With so much new funding floating around, it’s possible I may have missed some major funding related to the substance use pandemic in Maine, but so far I’m only seeing a few million here and there. On November 23, Maine Senators Angus King and Susan Collins proudly touted “$2,302,864 from the U.S.
Department of Justice to combat the opioid crisis and confront substance abuse disorders in Maine youth” as if it were some incredible gift. But compared to the $1.3 billion Maine will be getting for highway maintenance and construction from the Infrastructure Bill, Maine youth are getting a tiny, moldy crumb.

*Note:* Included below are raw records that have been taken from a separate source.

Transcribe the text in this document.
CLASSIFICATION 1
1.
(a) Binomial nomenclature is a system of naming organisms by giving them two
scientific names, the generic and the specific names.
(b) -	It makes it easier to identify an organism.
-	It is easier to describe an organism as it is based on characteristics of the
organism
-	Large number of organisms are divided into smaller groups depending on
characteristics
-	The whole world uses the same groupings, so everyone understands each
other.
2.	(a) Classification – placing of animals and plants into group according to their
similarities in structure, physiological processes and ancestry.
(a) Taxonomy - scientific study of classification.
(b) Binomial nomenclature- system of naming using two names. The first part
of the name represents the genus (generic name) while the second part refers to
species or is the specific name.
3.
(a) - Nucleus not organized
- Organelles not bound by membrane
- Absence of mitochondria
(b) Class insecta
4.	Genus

We in Knox County and other areas of the state have the chance to start addressing our underfunded crises with the ARPA funds. I’m sure all of us would love there to be more to go around, but it doesn’t seem like the oligarchs in charge are going to tax themselves and the billionaires out of existence anytime soon, nor address the shocking military budget (which by some calculations takes up about half of the federal budget each year), so we’re stuck with an unfortunate situation where we’re once again fighting over crumbs.


I beg those of you who get to decide where our collectively created money goes to to think in terms of triage, in terms of the hierarchy of needs, and in terms of the long term: who in the community most needs this support, who is most likely to die, what other money is already earmarked, what do we need so we can leave the ruins of a wildly unfair society in the past and move towards comprehensively caring for each other?

Becca Shaw Glaser grew up in midcoast Maine and, for better and worse, moved back a bunch of years ago. She currently lives in Rockport. Co-editor and author of Mindful Occupation: Rising Up Without Burning Out, her writing has also been published in The Maine Commons, Women’s Studies Quarterly, Mad in America,
Spoon River Poetry Review, The Rumpus, Columbia Journal, and many other publications.